The Reagan administration will not remove current sanctions against Syria as long as terrorist groups, most notably Abu Nidal’s militant Palestinian organization, are allowed to operate from Lebanon’s Bekaa Valley, State Department officials said this week.
Most recently, Abu Nidal claimed responsibility for Saturday’s grenade attack in Haifa that wounded 25 people.
The possibility of repealing the sanctions was raised after the department’s 1987 terrorism report, released Monday, linked Syria to just one major terrorism incident in 1987, as compared to three in 1986.
A department source said, however, that “there are no plans” to remove them, although some “could be lifted at some point.”

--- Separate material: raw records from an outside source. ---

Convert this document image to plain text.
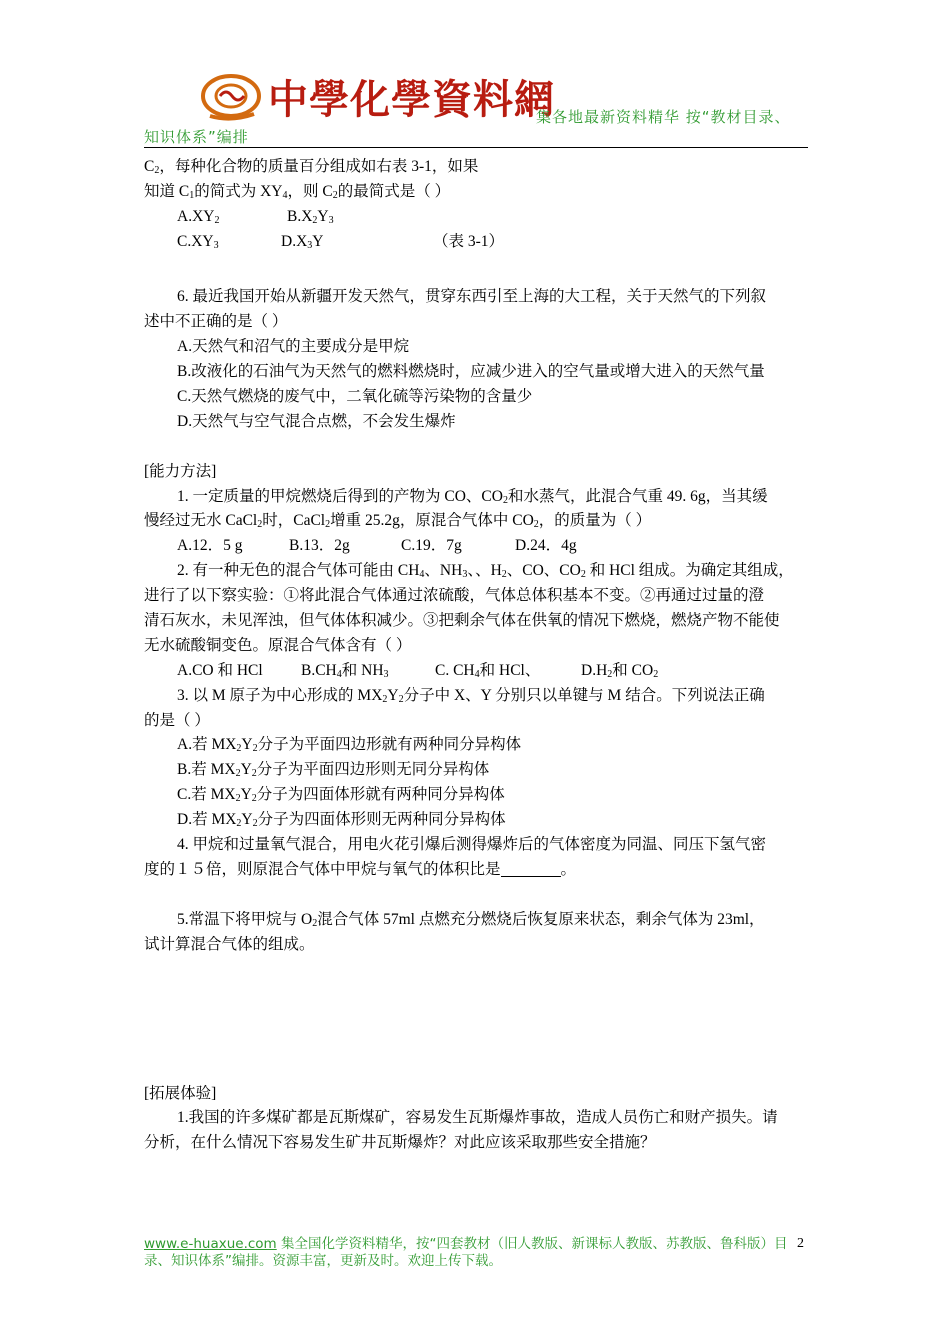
中學化學資料網
集各地最新资料精华 按“教材目录、
知识体系”编排
$C_2$，每种化合物的质量百分组成如右表 3-1，如果
知道 $C_1$的简式为 $XY_4$，则 $C_2$的最简式是（ ）
$A.XY_2$	$B.X_2Y_3$
$C.XY_3$	$D.X_3Y$	（表 3-1）
6. 最近我国开始从新疆开发天然气，贯穿东西引至上海的大工程，关于天然气的下列叙
述中不正确的是（ ）
A.天然气和沼气的主要成分是甲烷
B.改液化的石油气为天然气的燃料燃烧时，应减少进入的空气量或增大进入的天然气量
C.天然气燃烧的废气中，二氧化硫等污染物的含量少
D.天然气与空气混合点燃，不会发生爆炸
[能力方法]
1. 一定质量的甲烷燃烧后得到的产物为 CO、$CO_2$和水蒸气，此混合气重 49. 6g，当其缓
慢经过无水 CaCl$_2$时，CaCl$_2$增重 25.2g，原混合气体中 $CO_2$，的质量为（ ）
A.12．5 g	B.13．2g	C.19．7g	D.24．4g
2. 有一种无色的混合气体可能由 $CH_4$、$NH_3$、、$H_2$、CO、$CO_2$ 和 HCl 组成。为确定其组成，
进行了以下察实验：①将此混合气体通过浓硫酸，气体总体积基本不变。②再通过过量的澄
清石灰水，未见浑浊，但气体体积减少。③把剩余气体在供氧的情况下燃烧，燃烧产物不能使
无水硫酸铜变色。原混合气体含有（ ）
A.CO 和 HCl $B.CH_4$和 $NH_3$	C. $CH_4$和 HCl、	$D.H_2$和 $CO_2$
3. 以 M 原子为中心形成的 $MX_2Y_2$分子中 X、Y 分别只以单键与 M 结合。下列说法正确
的是（ ）
A.若 $MX_2Y_2$分子为平面四边形就有两种同分异构体
B.若 $MX_2Y_2$分子为平面四边形则无同分异构体
C.若 $MX_2Y_2$分子为四面体形就有两种同分异构体
D.若 $MX_2Y_2$分子为四面体形则无两种同分异构体
4. 甲烷和过量氧气混合，用电火花引爆后测得爆炸后的气体密度为同温、同压下氢气密
度的１５倍，则原混合气体中甲烷与氧气的体积比是	。
5.常温下将甲烷与 $O_2$混合气体 57ml 点燃充分燃烧后恢复原来状态，剩余气体为 23ml，
试计算混合气体的组成。
[拓展体验]
1.我国的许多煤矿都是瓦斯煤矿，容易发生瓦斯爆炸事故，造成人员伤亡和财产损失。请
分析，在什么情况下容易发生矿井瓦斯爆炸？对此应该采取那些安全措施？
www.e-huaxue.com 集全国化学资料精华，按“四套教材（旧人教版、新课标人教版、苏教版、鲁科版）目
录、知识体系”编排。资源丰富，更新及时。欢迎上传下载。
2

On Tuesday, State Department spokeswoman Phyllis Oakley praised the “reduction in direct Syrian involvement in terrorism” in 1987.

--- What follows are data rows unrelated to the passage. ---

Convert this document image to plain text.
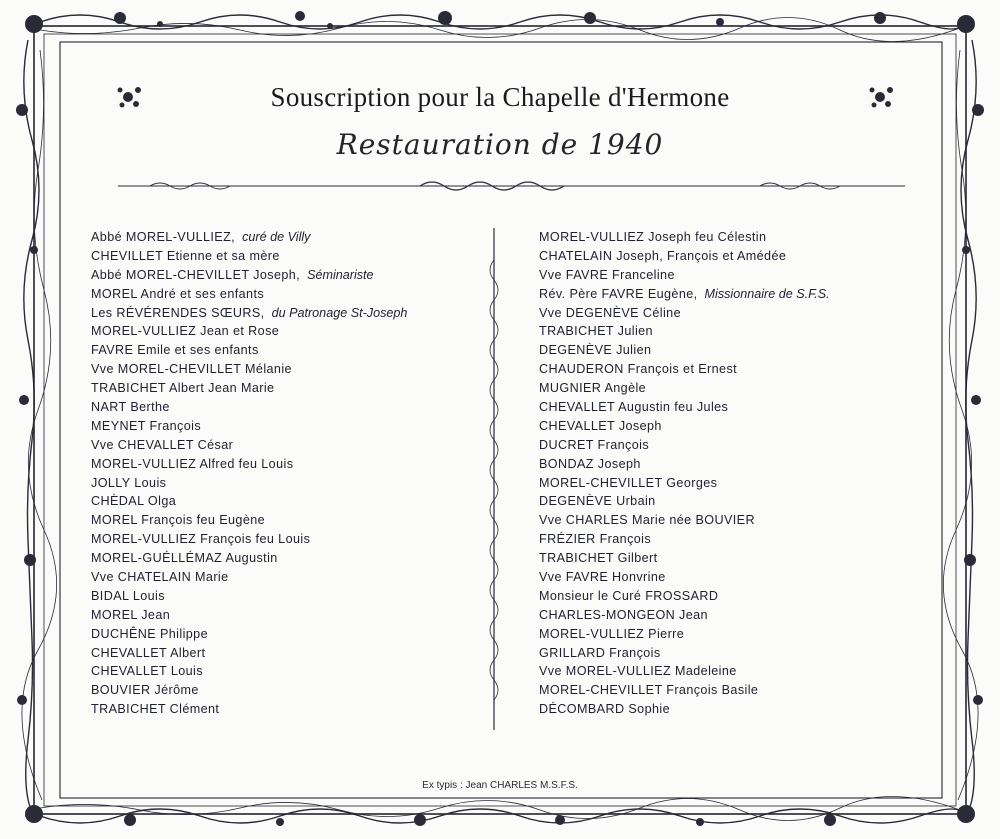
Souscription pour la Chapelle d'Hermone
Restauration de 1940
Abbé MOREL-VULLIEZ, curé de Villy
CHEVILLET Etienne et sa mère
Abbé MOREL-CHEVILLET Joseph, Séminariste
MOREL André et ses enfants
Les RÉVÉRENDES SŒURS, du Patronage St-Joseph
MOREL-VULLIEZ Jean et Rose
FAVRE Emile et ses enfants
Vve MOREL-CHEVILLET Mélanie
TRABICHET Albert Jean Marie
NART Berthe
MEYNET François
Vve CHEVALLET César
MOREL-VULLIEZ Alfred feu Louis
JOLLY Louis
CHÈDAL Olga
MOREL François feu Eugène
MOREL-VULLIEZ François feu Louis
MOREL-GUÉLLÉMAZ Augustin
Vve CHATELAIN Marie
BIDAL Louis
MOREL Jean
DUCHÊNE Philippe
CHEVALLET Albert
CHEVALLET Louis
BOUVIER Jérôme
TRABICHET Clément
MOREL-VULLIEZ Joseph feu Célestin
CHATELAIN Joseph, François et Amédée
Vve FAVRE Franceline
Rév. Père FAVRE Eugène, Missionnaire de S.F.S.
Vve DEGENÈVE Céline
TRABICHET Julien
DEGENÈVE Julien
CHAUDERON François et Ernest
MUGNIER Angèle
CHEVALLET Augustin feu Jules
CHEVALLET Joseph
DUCRET François
BONDAZ Joseph
MOREL-CHEVILLET Georges
DEGENÈVE Urbain
Vve CHARLES Marie née BOUVIER
FRÉZIER François
TRABICHET Gilbert
Vve FAVRE Honvrine
Monsieur le Curé FROSSARD
CHARLES-MONGEON Jean
MOREL-VULLIEZ Pierre
GRILLARD François
Vve MOREL-VULLIEZ Madeleine
MOREL-CHEVILLET François Basile
DÉCOMBARD Sophie
Ex typis : Jean CHARLES M.S.F.S.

But Oakley said the reduction would not lead to Syria’s removal from the department’s list of state sponsors of terrorism.
Syria has been on the list since it was first drawn up in 1979. Listed countries cannot receive U.S. foreign aid or goods and technology that would improve their military or terrorist support capabilities.
As long as there are “terrorist groups training in Syrian-controlled areas,” Oakley said, “Syria remains on the list.”
Yosef Gal, spokesman for the Israeli Embassy here, refused to praise Syria for any recent improvement in its stance on terrorism.
“We have not seen anything to indicate that Syria has changed its policy on support for terrorism,” he said.
Sanctions against Syria were imposed in 1986 after a British court implicated Syria in the attempted bombing of an El Al Airlines plane in London, which had more than 230 U.S. citizens aboard.
The sanctions include barring Syria from participating in Export-Import Bank loans or programs and from receiving subsidized wheat from the Department of Agriculture.
They also bar Syrian Arab Airlines from selling airline tickets in the United States.
The sanctions have a “symbolic significance,” the source said. He said that the United States is not a main trading partner of Syria, so that the volume of trade “would not rise much” if they were removed.
In a related development, while Syria has not had an ambassador to the United States since 1986, a new U.S. ambassador to Syria, Edward Djerejian, was sworn in Wednesday afternoon, replacing William Eagleton Jr.